I'm inclined to doubt crude will reach $200/bbl before other substitution processes kick in but there is this fly in the ointment that I've come to think of as the problem of latency: Successful substitution of something as economically pivotal as petroleum (and its related products) as well as related technologies and infrastructure takes a lot of time and a lot of money.

For example, most of the talk about switching to ethanol fails to take into account a whole host of time and money intensive issues. Never mind that it currently costs more to produce a unit of ethanol using corn or other temperate zone crops than you get back out of it in energy making the whole idea impractical (barring a very different conversion technology or relocation to a tropical country like Brazil). And never mind that concentrations of ethanol greater than 10-15% require changes in engine technology and/or construction. You can not transport ethanol using the same technologies and materials used for the transport of petroleum byproducts -- a whole new transport infrastructure would need to be built.

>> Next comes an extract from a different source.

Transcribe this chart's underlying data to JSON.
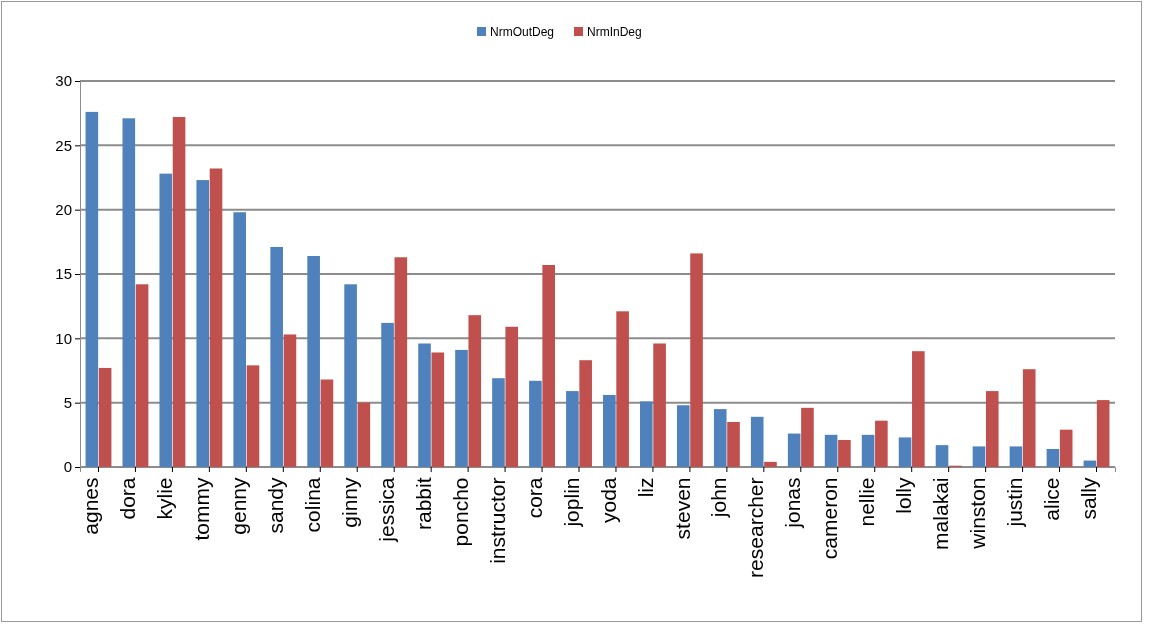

Similar problems obtain with coal gasification, alternate energy sources, electrification of automobiles, etc so if psychology is indeed changing, and I agree it is, the latency problem yet remains which makes me think that even if everyone suddenly agreed on a specific technology switch within the next year you'd still probably be looking at a decade before that switch hits critical mass.

So, could oil reach $200/bbl before then? Well, yeah, in all honesty it could.